Let $f(x) = x^2e^{x^2}$, and assume that $(e^x)' = e^x$ for all $x$ in $R$.
a) Prove that $f^{-1}$ exists and is differentiable on $(0, ∞)$.
Proof: Suppose that $f(x) = x^2e^{x^2}$, then finding the derivative $f'(x) = 2xe^{x^2}(x^2 + 1)$. Then $f'(x) > 0$ when $x>0$ so f is strictly increasing by the Inverse Function Theorem, hence 1-1 on the $(0, ∞)$ for all $x$ in $(0, ∞)$. By the inverse Function Theorem, if $f'(a)$ exists and is nonzero, then $f^{-1}$ is differentiable. Then we conclude $f^{-1}$ is differentiable on $(0, ∞)$.
Can someone please verify this is enough for this proof. If not, can someone please give me feedback. Thanks.

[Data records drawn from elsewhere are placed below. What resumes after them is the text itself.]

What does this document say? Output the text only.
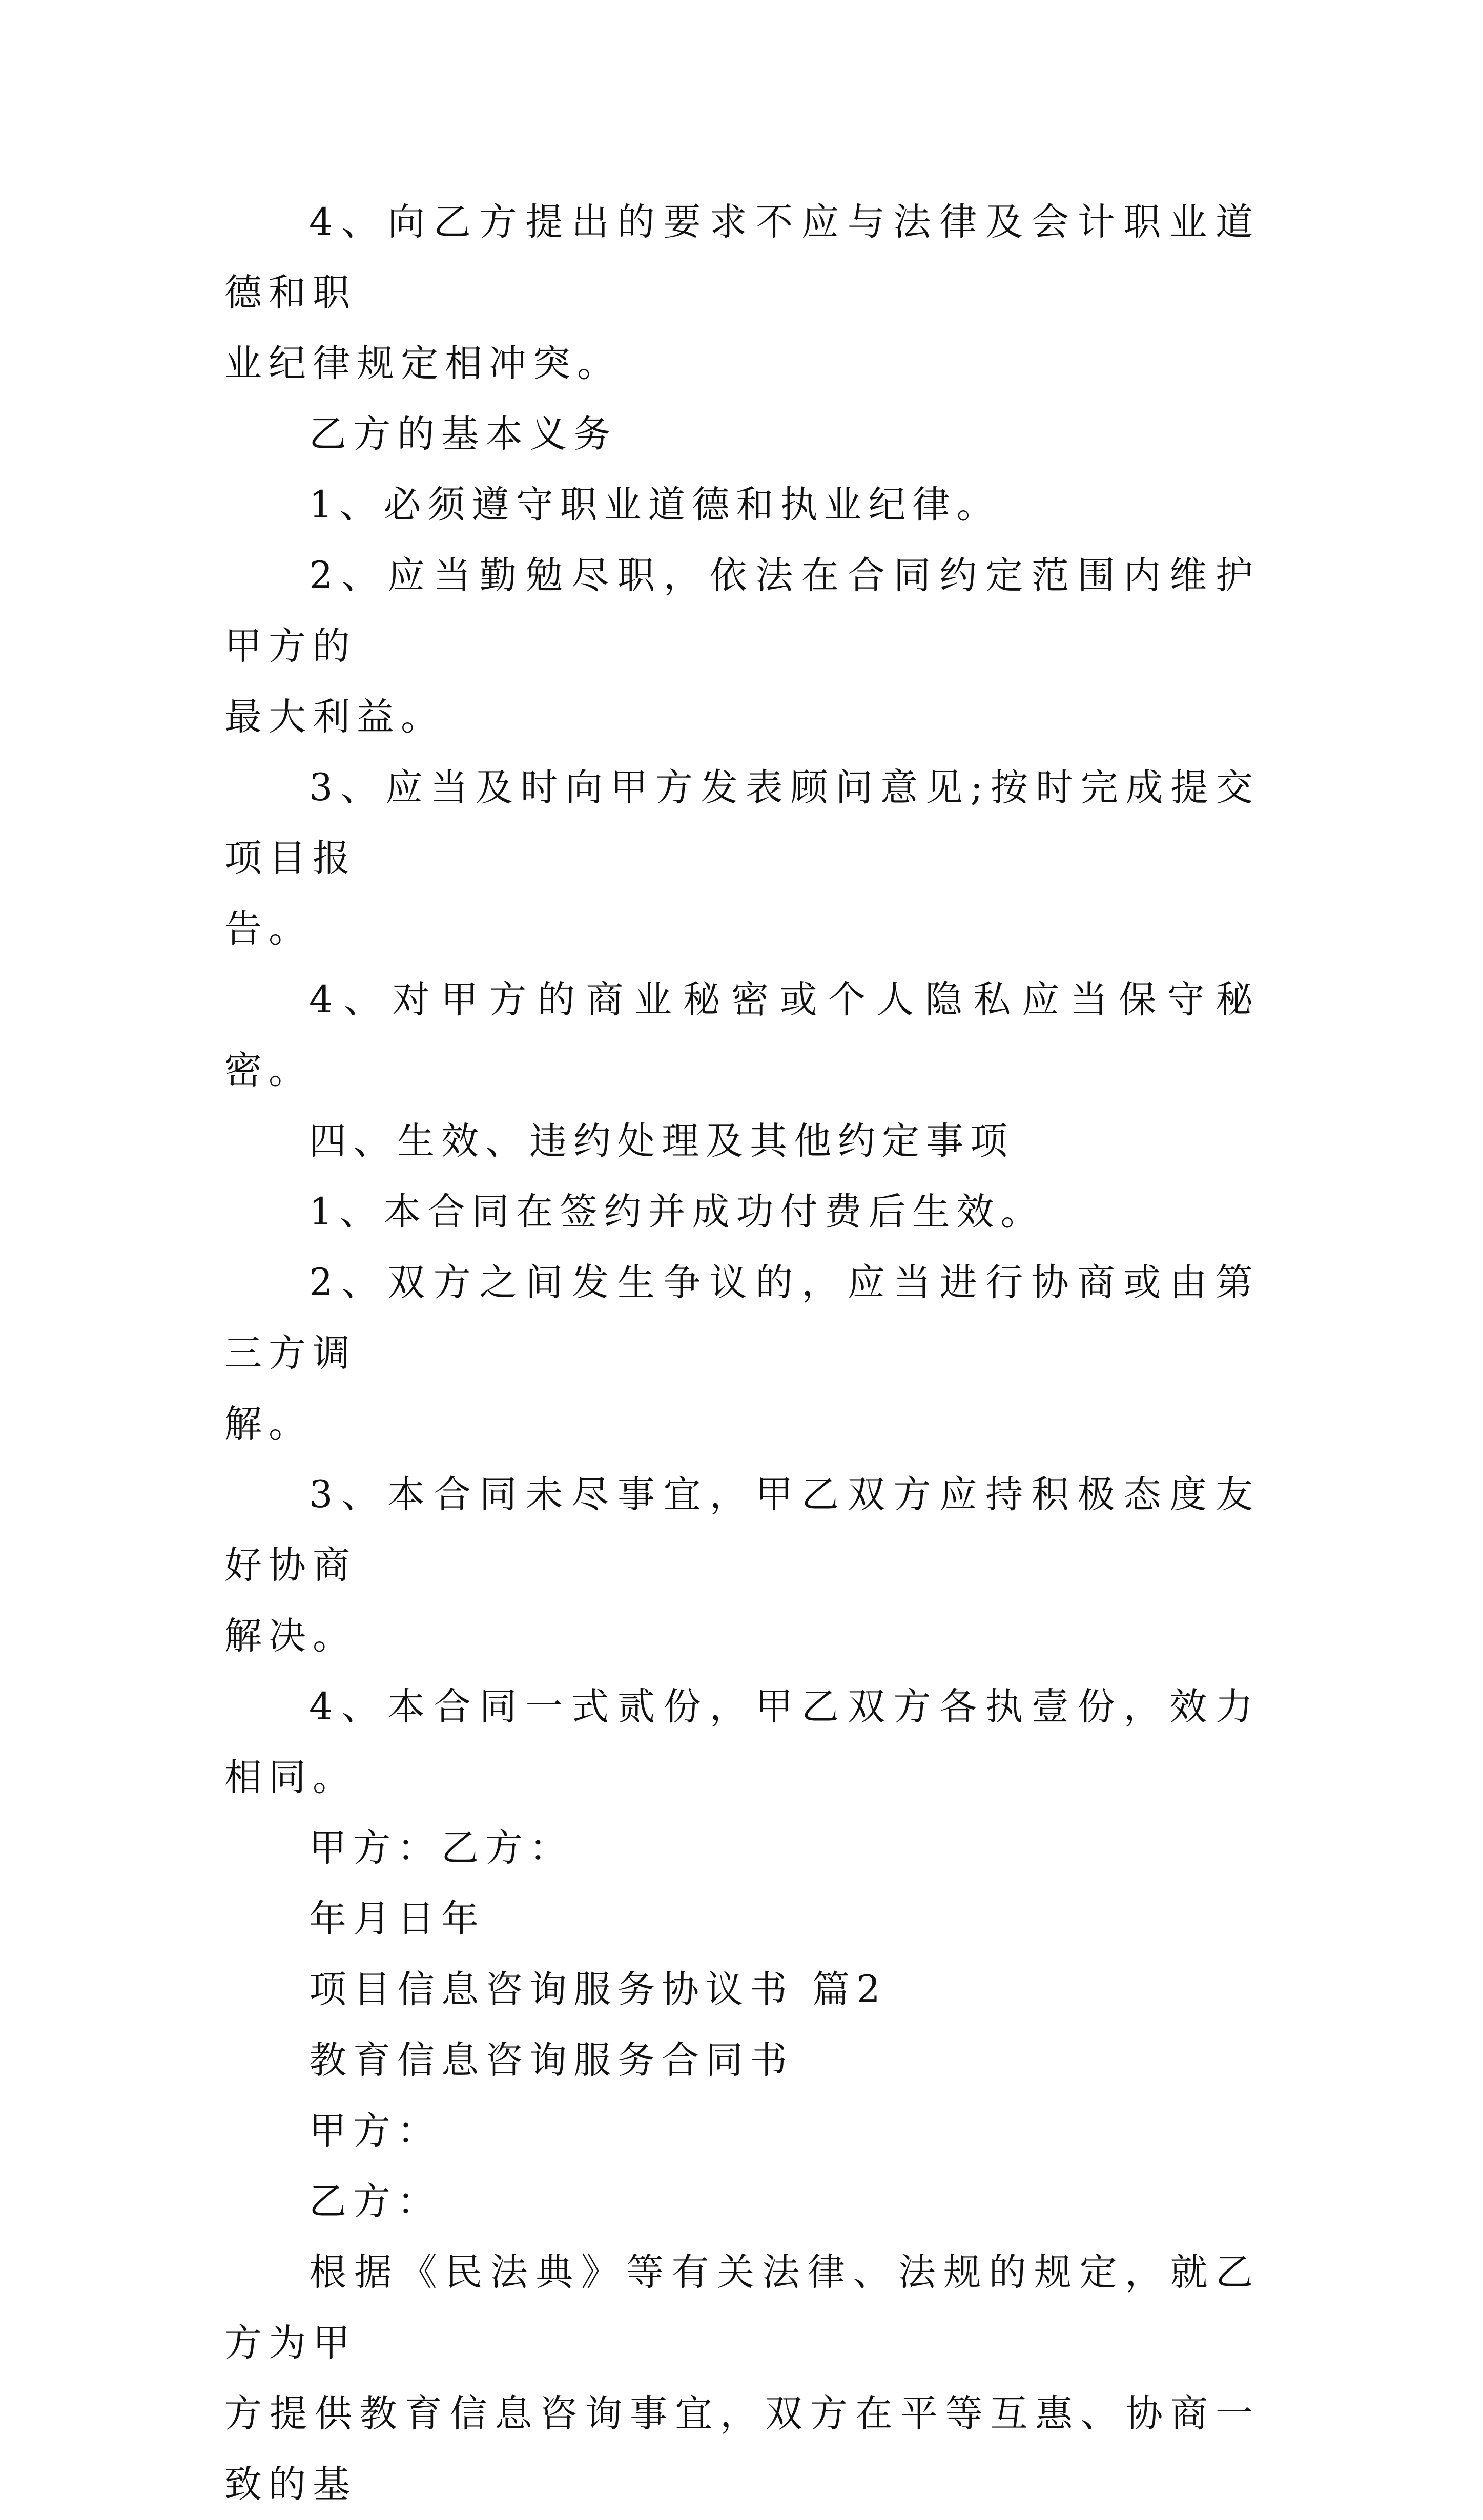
4、向乙方提出的要求不应与法律及会计职业道德和职
业纪律规定相冲突。

乙方的基本义务

1、必须遵守职业道德和执业纪律。

2、应当勤勉尽职，依法在合同约定范围内维护甲方的
最大利益。

3、应当及时向甲方发表顾问意见;按时完成提交项目报
告。

4、对甲方的商业秘密或个人隐私应当保守秘密。

四、生效、违约处理及其他约定事项

1、本合同在签约并成功付费后生效。

2、双方之间发生争议的，应当进行协商或由第三方调
解。

3、本合同未尽事宜，甲乙双方应持积极态度友好协商
解决。

4、本合同一式贰份，甲乙双方各执壹份，效力相同。

甲方：乙方：

年月日年

项目信息咨询服务协议书 篇2

教育信息咨询服务合同书

甲方：

乙方：

根据《民法典》等有关法律、法规的规定，就乙方为甲
方提供教育信息咨询事宜，双方在平等互惠、协商一致的基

You are right that if $f'(x)>0$ for all $x$ and $f'$ is continuous implies that $f$ is injective (1-1) on $(0,\infty)$, but for $f^{-1}$ to exist $f$ needs to be also surjective (consider for example $x\mapsto (1-e^{-x})$). Since $f(x)\to \infty$ as $x\to \infty$, and $f(0)=0$, $f$ is surjective.
Otherwise your proof is OK.
Just remember that the inverse function theorem guarantees only a local inverse function, not global. In this case we can show that a global inverse exists and then use the inverse function theorem to prove that this inverse is differentiable.